The Olympus 14-42mm lens has a big a schnozz when extended
Olympus makes a big deal about how you can use Four Thirds lenses and Zuiko lenses with the Micro Four Thirds system and a special mount.
It’s all true, but with a few caveats:
1. You will lose some AF modes on Four Thirds lenses
2. You will lose AF on OM system lenses
3. Some lenses -- such as big telephoto lenses -- will look and feel ridiculous on the little E-PL1
4. The adaptors are expensive
This puts a dampener on things. The Four Thirds user, for example, who may be looking to use his existing lenses with a smaller body may see this as a nasty trick: yes, you can use your old lenses, just not that well; forget about that little thing called Autofocus. (And when Autofocus works at all, it’s not Speedy Gonzalez.)

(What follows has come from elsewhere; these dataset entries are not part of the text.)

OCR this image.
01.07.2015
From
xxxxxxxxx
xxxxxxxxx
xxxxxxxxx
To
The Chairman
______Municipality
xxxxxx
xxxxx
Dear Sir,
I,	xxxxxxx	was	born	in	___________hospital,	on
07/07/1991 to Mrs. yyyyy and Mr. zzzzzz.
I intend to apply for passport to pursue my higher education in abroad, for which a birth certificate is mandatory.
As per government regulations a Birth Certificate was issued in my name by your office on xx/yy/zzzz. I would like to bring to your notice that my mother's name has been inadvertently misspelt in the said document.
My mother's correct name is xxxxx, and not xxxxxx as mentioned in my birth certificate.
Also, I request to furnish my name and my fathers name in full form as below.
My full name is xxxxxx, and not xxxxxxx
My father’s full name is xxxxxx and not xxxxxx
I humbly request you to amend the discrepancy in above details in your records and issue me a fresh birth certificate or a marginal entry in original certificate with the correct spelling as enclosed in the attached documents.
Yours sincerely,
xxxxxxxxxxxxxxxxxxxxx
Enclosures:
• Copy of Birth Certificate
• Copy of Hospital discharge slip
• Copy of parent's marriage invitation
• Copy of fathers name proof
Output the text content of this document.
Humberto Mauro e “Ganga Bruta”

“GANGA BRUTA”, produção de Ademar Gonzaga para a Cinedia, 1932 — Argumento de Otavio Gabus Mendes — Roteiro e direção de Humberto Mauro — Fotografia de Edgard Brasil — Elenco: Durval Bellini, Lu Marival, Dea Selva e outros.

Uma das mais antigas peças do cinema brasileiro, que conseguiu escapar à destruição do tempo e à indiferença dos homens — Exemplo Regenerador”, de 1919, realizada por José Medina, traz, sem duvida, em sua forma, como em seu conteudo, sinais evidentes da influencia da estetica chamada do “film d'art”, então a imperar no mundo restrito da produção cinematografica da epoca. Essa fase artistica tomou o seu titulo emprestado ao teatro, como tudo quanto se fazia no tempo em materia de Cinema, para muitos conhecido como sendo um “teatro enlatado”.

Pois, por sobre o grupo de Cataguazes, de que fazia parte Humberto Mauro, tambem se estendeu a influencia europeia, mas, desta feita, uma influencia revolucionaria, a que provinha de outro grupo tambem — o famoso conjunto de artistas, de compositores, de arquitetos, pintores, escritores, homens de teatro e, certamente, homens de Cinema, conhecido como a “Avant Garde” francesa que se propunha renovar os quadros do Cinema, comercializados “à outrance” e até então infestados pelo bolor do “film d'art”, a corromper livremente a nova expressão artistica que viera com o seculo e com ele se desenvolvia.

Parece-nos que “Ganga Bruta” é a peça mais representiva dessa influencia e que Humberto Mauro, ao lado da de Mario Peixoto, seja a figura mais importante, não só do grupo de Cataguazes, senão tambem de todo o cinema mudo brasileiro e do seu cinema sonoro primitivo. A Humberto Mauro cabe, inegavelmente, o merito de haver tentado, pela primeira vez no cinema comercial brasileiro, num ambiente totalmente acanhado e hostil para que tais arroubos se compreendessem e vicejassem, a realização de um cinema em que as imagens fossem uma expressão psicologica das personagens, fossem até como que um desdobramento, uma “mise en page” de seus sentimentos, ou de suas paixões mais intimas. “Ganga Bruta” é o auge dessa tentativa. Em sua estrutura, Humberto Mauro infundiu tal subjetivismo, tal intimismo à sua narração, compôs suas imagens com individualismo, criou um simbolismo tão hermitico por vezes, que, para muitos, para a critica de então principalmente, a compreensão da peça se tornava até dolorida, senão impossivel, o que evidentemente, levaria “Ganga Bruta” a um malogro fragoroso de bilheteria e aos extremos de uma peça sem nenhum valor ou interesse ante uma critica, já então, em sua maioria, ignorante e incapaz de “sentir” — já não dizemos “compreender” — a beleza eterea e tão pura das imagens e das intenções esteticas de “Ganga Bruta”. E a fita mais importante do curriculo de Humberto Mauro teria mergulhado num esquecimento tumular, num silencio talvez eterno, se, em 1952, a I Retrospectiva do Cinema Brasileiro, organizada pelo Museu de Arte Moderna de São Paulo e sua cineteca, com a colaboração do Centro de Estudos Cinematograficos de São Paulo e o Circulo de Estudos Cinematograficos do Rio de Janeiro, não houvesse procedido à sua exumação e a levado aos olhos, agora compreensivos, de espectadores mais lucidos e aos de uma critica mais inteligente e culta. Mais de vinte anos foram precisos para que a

The whole idea of using the lenses of other systems falls down when you actually put the E-PL1 body beside these lenses. Even mid-sized lenses look huge on the E-PL1 -- like a cute tarsier with the head of a hippo.
At the end of the day, the ability to use lenses from other systems is a neat trick that’s always welcome if not too practical. But make no mistake about it: You’ll really want to use your Micro Four Thirds camera with your Micro Four Thirds lenses. Luckily, the Micro Four Thirds lenses out now range from not-that-bad to pretty good. The Olympus 14-42mm kit lens is not that bad for a collapsible compact number. The Panasonic 20mm f/1.7 is pretty damn good. Lens options are on the rise -- an encouraging sign -- but this is a new system; don’t expect to find a lot out there right now.
The Four Thirds system promised a future not constrained by the old 35mm standards of film, mirrors or other holdouts from the past; and the Micro Four Thirds system, which the E-P1 and E-PL1 employs, delivered all of that but in a smaller package.
The positioning of Micro Four Thirds cameras has been confusing. Is it meant to replace SLR cameras? Is it meant for photographers upgrading from compact cameras? The E-PL1 helps to answer these questions, and the answers are no and yes respectively. In addition, it’s also for camera enthusiasts who are sensitive about size -- dudes who think a large SLR body and humongous zoom lens will cramp their style or anyone who doesn’t want to lug around anything the size of an SLR. Those who have already invested in another system will still appreciate the E-PL1 as a smaller, second camera. But jump in only if you’re willing to invest in buying Micro Four Thirds lenses.
We’ll admit, people who fall on either side of this rather narrow category are few and far between. If you’re one of those rare individuals, this camera is a joy to use and will not disappoint. The compact size, high image quality and ease of use inspire love. That may be business as usual for Apple and Steve Jobs, but how many cameras can boast of that nowadays?